I decided not to get up and speak at the Burt Bradley Memorial celebration in the Emory University Hotel and Conference Center last weekend. Burt's best friend Dr. Frank Asbury from Kentucky spoke; his friend Dr. Dick Stewart from Atlanta, who incidentally provided prenatal care for Jessi and Zelda Golly and consulted with their midwives, got up and spoke; Danny Joe Bradley, Burt's younger brother, spoke tellingly, movingly, eloquently; Father Bruce Schultz, our mutual friend and Dominican priest, was the emcee for the evening.

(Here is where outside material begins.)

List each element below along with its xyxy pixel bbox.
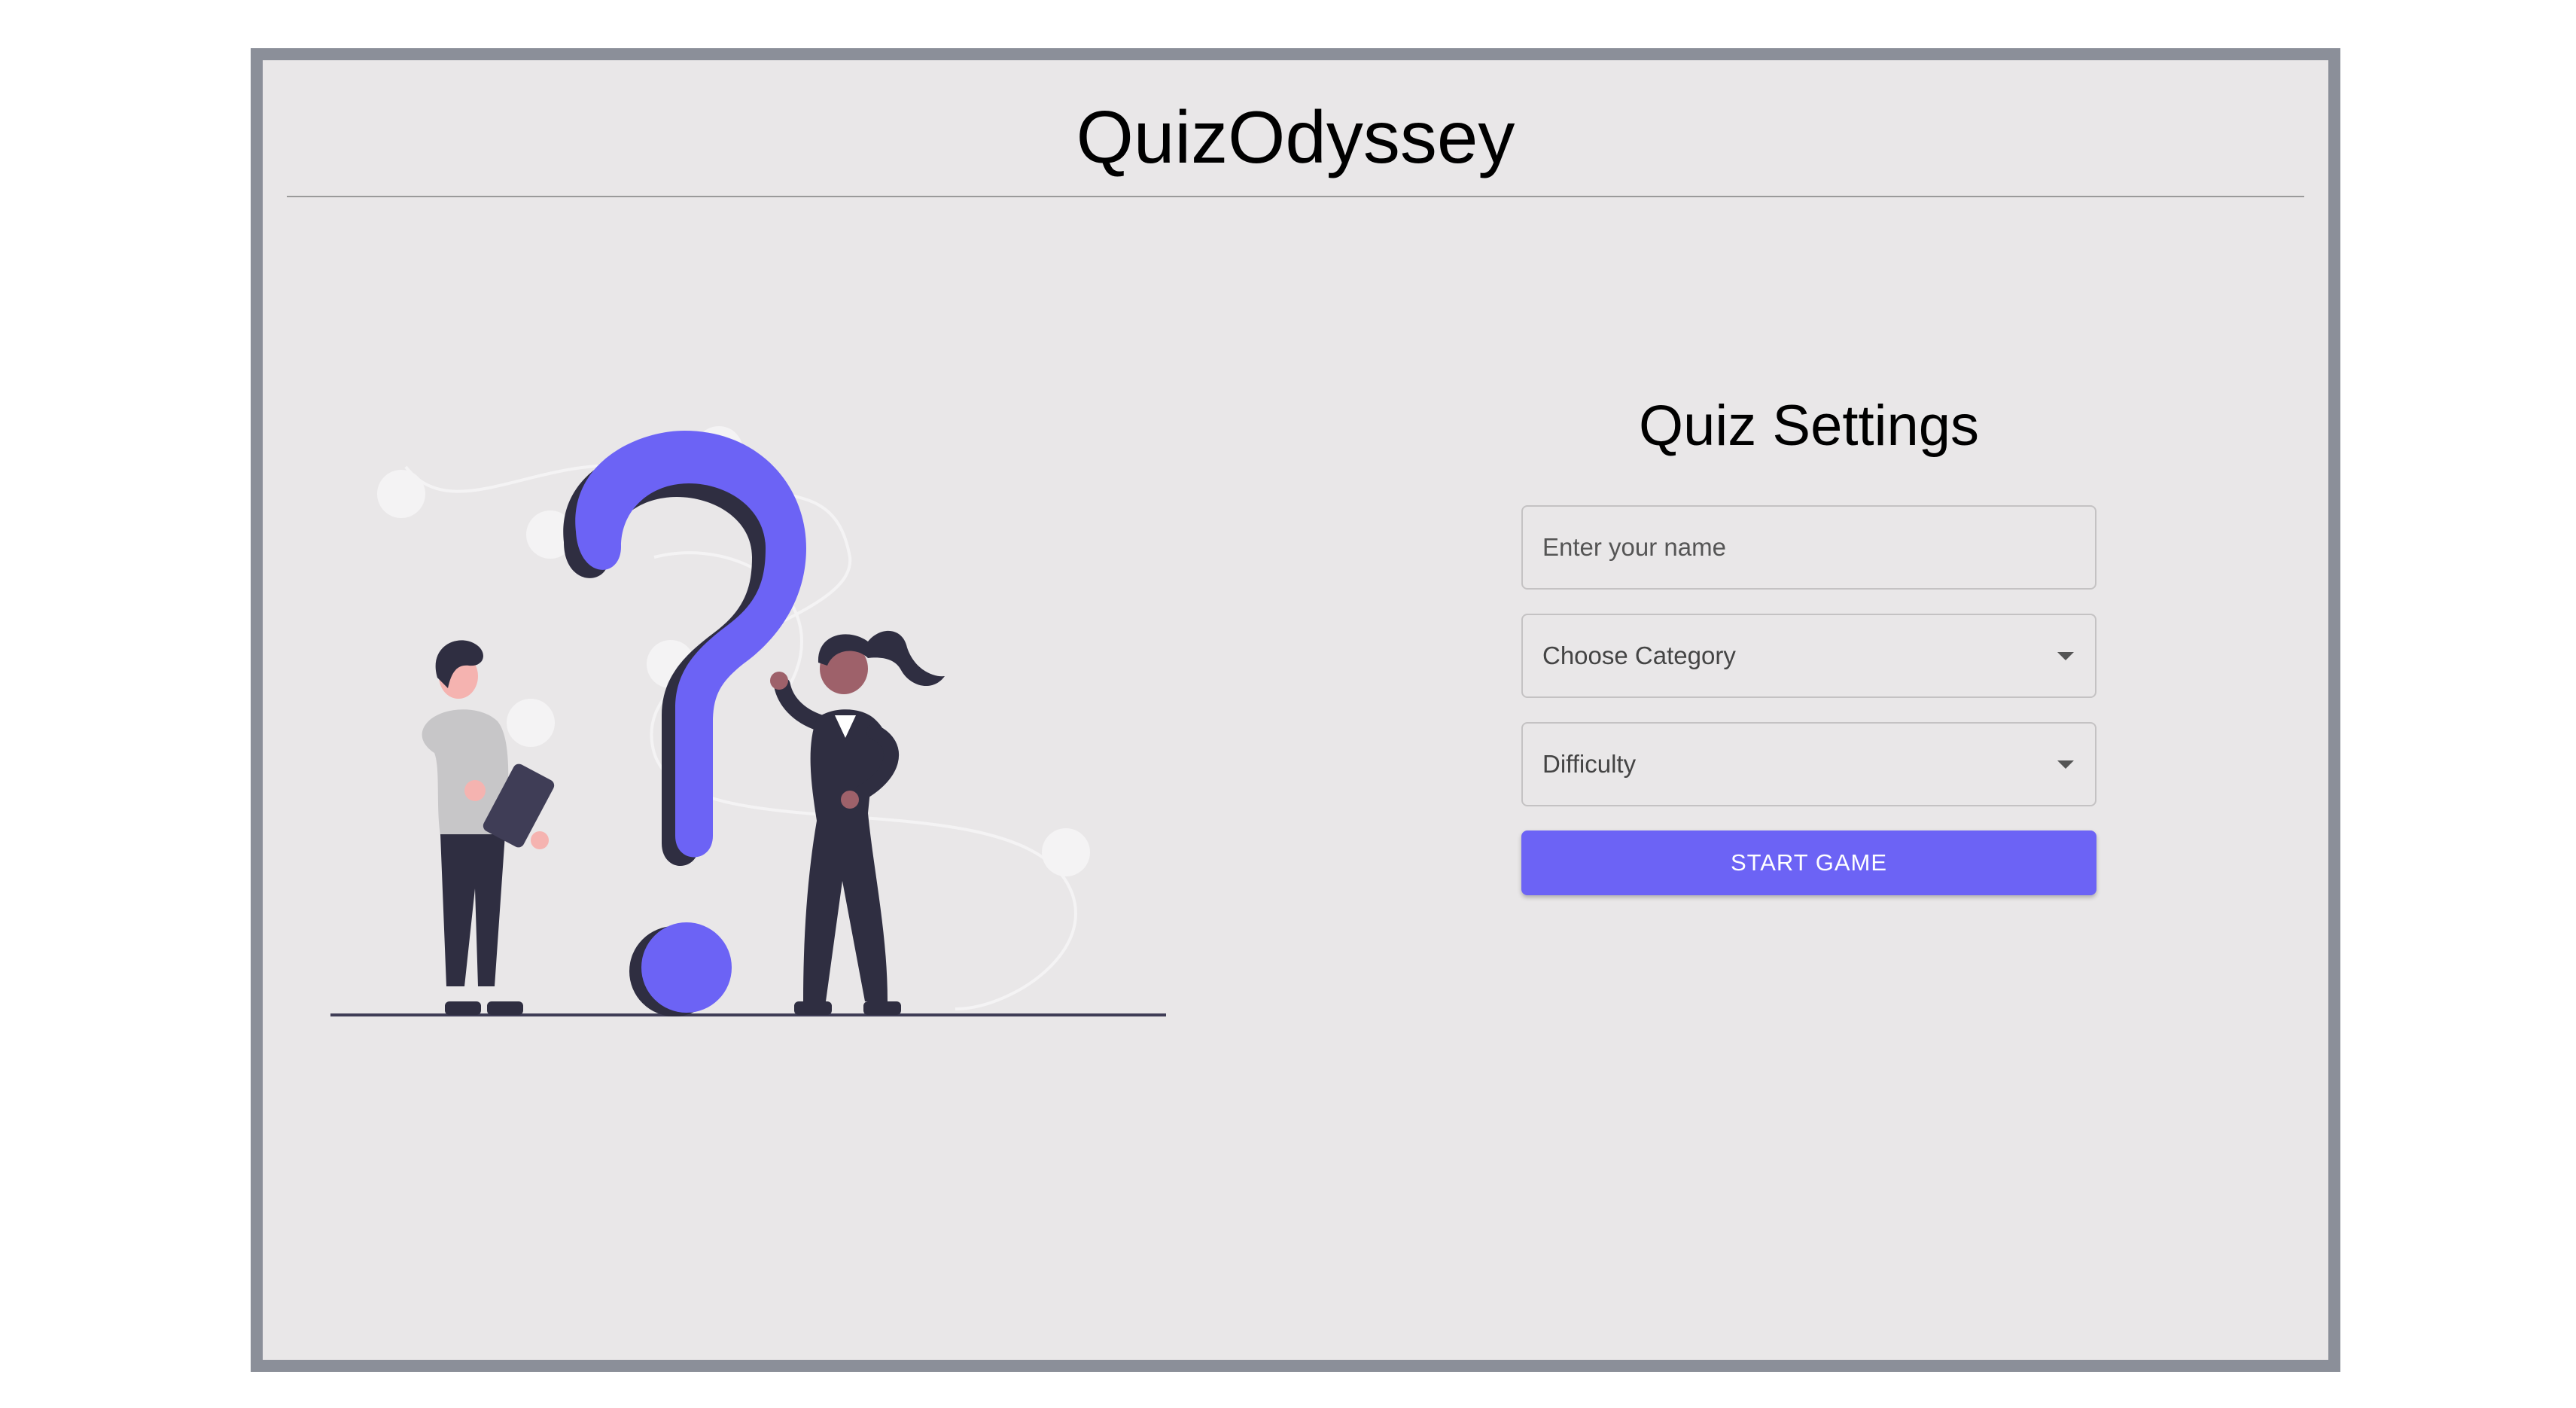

Basically the assembled survivors filled a hotel meeting room, got something to eat and drink, talked among themselves, and listened as a line of gray-haired men spoke about their connections and their memories of another gray-haired man who was close to them. I was glad to be present and a member of the club, to talk to each of them one-to-one, and to re-connect with many other family members and friends who were present.

I already had a privileged position in the events without having to tell my stories in front of a microphone. A 22-year-old version of me was in one of the photos in a slide show during the memorial event, along with photos of Burt as a child, Burt with his parents, brothers, cousins, wives, children, grandchildren, great-grandchildren, colleagues, and friends. If the purpose is to set aside time to celebrate some shared experiences, like climbing Stone Mountain with my sister, her husband, and my friend Scott from Detroit on a beautiful day in 1973, then it was a success.

During intermission, I chatted with Burt's brothers, the voluble Danny and the taciturn Phil. Then a second series of speakers spoke: former clients, students, employees, and workshop graduates who had learned how to lose weight, quit smoking, overcome fear of flying, or manage relationships, anxiety, or stress. With the exception of our mutual friend Bob, a minister turned carpenter, these speakers tended to be half the age of the septuagenarians who spoke earlier and spoke twice as long, but maybe they needed to talk it out one last time, since their counselor was gone.

After the second wave, I joined my siblings and their spouses upstairs in the hotel bar for more conversation before calling it a night. This was the posse that had earlier convened at Everybody's Pizza, an institution across the street from the Emory campus, and would reconvene at Burt's condo the next morning for breakfast of sausage gravy and biscuits cooked by Mary Jo and Gven. It was a pleasant, peaceful morning spent with a convivial group. I took a walk around the block with Mary Jo and my 90-year-old mother admiring the gardens of neighbors in Decatur and enjoying the warm autumn weather.